Churn rate (monthly)	churned_in_month / customers_at_start_of_month	Share of the base that left this month	'Churn' needs a behavioral definition — 'no purchase for 60 days' is a choice.
Repeat purchase rate	customers_with_≥2_orders / total_customers	Share of customers who returned at least once	The window matters: 30 days, 90 days, or lifetime tell different stories.
Revenue per customer (ARPU)	revenue / active_customers	Average value of an active customer in the period	Defining 'active' as 'any purchase' inflates the denominator with one-time buyers.
Customer lifetime value (simple)	AOV × purchase_frequency × expected_retention	Forecast of total revenue from a customer over their tenure	All three inputs are estimates with their own error — report a range, not a point.
Market share	brand_sales / category_sales	Share of category demand captured	Boundary of 'category' is editorial — be explicit about it.

Figure 2 names the metrics that should appear in almost every Bean & Basket review. Look at the right-hand column. Every entry there is a place where two analysts can produce two different numbers from the same raw data — not because anyone made a mistake, but because the metric's definition contains a degree of freedom and the two analysts picked it differently. "Churn" needs a behavioral definition. "Active customer" needs a window. "Conversion rate" needs a notion of qualifying visitor. "Customer lifetime value" needs three estimates, each with their own error bars, multiplied together. The single biggest source of disagreement in real analytics meetings is not the data — it is the metric definition, and the disagreement is usually silent because everyone assumes everyone else's number was computed the same way.

The defense is mechanical: every metric used in a recurring report should have a one-paragraph definition in a shared document, and the formula in the dashboard should point back to that paragraph. "Active customer: any individual with a completed transaction in the last 90 days, regardless of loyalty membership." That sentence is the difference between three analysts producing three CLV numbers and three analysts producing one.

A metric is a contract

There is a more general failure mode in this chapter worth flagging once.
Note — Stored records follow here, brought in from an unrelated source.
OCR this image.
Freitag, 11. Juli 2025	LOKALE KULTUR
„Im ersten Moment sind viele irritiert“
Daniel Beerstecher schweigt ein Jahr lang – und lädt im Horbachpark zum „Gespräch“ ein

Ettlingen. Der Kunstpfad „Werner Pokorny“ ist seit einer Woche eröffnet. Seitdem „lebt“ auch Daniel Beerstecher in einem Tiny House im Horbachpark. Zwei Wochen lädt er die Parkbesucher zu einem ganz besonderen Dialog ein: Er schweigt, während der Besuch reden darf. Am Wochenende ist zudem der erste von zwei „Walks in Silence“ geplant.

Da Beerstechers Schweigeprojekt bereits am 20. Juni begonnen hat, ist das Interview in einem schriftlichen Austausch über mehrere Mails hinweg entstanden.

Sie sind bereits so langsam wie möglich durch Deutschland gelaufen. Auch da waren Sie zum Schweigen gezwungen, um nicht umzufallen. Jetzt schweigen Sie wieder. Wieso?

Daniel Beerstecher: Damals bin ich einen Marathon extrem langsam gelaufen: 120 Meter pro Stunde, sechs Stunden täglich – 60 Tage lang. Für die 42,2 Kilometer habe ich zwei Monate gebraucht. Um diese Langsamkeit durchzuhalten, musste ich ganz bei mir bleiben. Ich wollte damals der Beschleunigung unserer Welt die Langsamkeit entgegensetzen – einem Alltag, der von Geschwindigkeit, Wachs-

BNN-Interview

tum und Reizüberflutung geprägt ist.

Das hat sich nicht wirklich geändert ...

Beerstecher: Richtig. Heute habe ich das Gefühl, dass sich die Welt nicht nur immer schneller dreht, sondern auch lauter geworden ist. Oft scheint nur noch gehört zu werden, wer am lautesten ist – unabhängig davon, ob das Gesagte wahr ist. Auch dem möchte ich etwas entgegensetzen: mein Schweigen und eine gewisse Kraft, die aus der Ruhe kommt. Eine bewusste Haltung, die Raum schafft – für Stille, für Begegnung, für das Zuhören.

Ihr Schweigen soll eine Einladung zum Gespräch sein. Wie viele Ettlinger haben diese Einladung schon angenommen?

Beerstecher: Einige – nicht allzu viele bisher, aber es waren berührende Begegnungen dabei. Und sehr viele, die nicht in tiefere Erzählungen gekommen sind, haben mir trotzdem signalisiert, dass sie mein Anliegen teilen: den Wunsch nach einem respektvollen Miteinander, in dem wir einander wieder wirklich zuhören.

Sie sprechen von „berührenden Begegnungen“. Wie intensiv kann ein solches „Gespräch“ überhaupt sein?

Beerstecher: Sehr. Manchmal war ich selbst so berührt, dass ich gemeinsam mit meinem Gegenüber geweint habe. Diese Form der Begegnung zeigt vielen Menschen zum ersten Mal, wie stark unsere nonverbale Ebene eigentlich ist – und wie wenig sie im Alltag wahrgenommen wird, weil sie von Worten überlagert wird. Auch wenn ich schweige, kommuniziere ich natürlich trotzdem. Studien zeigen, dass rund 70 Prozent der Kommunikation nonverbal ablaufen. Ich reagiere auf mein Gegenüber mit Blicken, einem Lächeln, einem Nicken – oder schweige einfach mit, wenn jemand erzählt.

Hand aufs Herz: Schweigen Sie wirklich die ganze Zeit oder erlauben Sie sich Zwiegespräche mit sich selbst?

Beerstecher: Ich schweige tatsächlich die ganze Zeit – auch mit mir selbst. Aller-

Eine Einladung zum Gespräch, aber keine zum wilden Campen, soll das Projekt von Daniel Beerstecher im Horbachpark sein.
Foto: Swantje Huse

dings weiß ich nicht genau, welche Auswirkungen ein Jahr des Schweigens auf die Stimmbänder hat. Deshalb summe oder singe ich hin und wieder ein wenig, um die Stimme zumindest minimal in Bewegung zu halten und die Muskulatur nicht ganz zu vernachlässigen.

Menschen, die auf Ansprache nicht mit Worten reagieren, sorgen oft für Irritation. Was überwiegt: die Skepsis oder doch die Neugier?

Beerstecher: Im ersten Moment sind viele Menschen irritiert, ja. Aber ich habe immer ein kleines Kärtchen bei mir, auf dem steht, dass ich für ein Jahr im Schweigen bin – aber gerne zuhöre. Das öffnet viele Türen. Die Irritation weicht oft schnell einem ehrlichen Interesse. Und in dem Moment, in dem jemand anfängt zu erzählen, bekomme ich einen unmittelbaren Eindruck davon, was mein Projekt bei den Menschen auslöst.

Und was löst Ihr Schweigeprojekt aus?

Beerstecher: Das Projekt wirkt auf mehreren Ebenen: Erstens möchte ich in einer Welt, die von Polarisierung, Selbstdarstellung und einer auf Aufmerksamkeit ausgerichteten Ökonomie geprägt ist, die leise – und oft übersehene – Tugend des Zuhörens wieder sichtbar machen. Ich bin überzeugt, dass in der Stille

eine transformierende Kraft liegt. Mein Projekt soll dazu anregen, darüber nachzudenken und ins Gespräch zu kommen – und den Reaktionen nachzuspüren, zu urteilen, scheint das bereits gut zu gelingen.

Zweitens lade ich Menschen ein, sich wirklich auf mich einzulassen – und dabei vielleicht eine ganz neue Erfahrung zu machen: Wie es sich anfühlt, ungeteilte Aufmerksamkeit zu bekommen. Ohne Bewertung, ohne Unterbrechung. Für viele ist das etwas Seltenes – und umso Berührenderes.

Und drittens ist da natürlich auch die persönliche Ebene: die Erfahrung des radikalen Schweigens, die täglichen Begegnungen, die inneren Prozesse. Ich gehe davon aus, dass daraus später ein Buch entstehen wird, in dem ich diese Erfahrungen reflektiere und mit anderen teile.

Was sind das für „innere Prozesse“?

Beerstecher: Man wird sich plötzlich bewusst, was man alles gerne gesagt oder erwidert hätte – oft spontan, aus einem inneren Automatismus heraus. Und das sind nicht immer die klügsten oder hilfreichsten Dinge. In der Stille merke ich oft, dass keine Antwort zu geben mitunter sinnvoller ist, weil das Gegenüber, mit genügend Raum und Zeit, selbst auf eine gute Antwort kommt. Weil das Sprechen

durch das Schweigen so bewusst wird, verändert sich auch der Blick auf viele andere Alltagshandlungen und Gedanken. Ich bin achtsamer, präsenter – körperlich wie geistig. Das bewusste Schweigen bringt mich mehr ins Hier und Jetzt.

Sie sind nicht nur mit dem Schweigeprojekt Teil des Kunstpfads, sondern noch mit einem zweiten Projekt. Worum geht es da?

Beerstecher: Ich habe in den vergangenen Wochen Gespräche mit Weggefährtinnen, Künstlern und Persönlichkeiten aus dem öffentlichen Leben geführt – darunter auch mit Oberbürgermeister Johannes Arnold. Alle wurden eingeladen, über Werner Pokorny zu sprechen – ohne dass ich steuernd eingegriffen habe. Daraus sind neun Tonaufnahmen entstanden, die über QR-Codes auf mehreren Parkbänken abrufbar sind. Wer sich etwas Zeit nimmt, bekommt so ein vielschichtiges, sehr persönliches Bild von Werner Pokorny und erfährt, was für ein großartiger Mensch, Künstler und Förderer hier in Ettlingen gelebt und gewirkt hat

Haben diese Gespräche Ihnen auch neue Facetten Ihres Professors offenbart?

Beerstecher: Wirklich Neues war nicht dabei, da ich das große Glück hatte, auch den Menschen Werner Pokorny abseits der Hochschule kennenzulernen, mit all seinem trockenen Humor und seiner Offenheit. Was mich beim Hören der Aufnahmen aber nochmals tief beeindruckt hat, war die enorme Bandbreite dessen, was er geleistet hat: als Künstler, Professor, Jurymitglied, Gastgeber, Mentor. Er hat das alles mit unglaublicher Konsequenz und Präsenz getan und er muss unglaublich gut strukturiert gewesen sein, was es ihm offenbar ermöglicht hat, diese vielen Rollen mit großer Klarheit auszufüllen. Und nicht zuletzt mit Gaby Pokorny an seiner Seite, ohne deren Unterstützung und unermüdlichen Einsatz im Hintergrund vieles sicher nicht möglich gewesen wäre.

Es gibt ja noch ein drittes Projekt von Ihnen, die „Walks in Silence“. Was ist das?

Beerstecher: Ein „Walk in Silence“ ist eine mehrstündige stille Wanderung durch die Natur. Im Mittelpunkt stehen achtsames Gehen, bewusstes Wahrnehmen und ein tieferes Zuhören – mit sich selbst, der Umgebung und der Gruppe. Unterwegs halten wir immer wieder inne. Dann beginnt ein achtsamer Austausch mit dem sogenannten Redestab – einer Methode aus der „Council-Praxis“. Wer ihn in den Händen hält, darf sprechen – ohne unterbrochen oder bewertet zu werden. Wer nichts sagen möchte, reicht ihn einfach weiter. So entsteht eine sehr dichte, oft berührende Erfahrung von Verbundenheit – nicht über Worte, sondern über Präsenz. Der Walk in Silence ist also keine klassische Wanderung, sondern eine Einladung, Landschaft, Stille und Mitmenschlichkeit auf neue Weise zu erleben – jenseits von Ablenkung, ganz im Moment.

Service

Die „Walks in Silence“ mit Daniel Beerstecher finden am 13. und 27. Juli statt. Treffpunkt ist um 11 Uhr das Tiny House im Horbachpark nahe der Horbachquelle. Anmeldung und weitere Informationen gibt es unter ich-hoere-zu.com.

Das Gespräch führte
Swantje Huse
A metric is a contract. When a CMO sees "conversion rate: 4.2%" on a slide, she is reading a number that depends on a chain of definitional decisions — what is a visitor, what is a conversion, what is the window, how are bots excluded, are returning visitors deduplicated. Each link in the chain was made by someone, at some point, often without writing it down. The next time the metric is recomputed — by a different analyst, on a different data warehouse, with a slightly different filter — the answer will be different, and the disagreement will be invisible. Treating metric definitions as governance artifacts, not as engineering details, is the only way a multi-year dashboard remains comparable to itself. This is exactly the role of the metric card in the artifact family from Part 0: a one-page, versioned definition that travels with the number wherever it is reported, so a CMO and a data engineer reading the same word mean the same thing.

What to ship

Before asking what is our conversion rate?, ask what does conversion rate mean here? Transformations and metrics are the layer where raw data becomes business language, and the translation is full of editorial choices. The cheapest insurance an analytics team can buy is a metrics dictionary — one paragraph per metric, naming the formula, the window, the unit, and the exclusions — versioned alongside the dashboard that uses it. When a metric moves between reports, the paragraph moves with it. When two reports disagree, the paragraphs are the first place to look. The work of writing those paragraphs is the work of governance; the work of running the SQL is the work of engineering. Confuse them and the numbers will quietly diverge across the organization for years before anyone notices.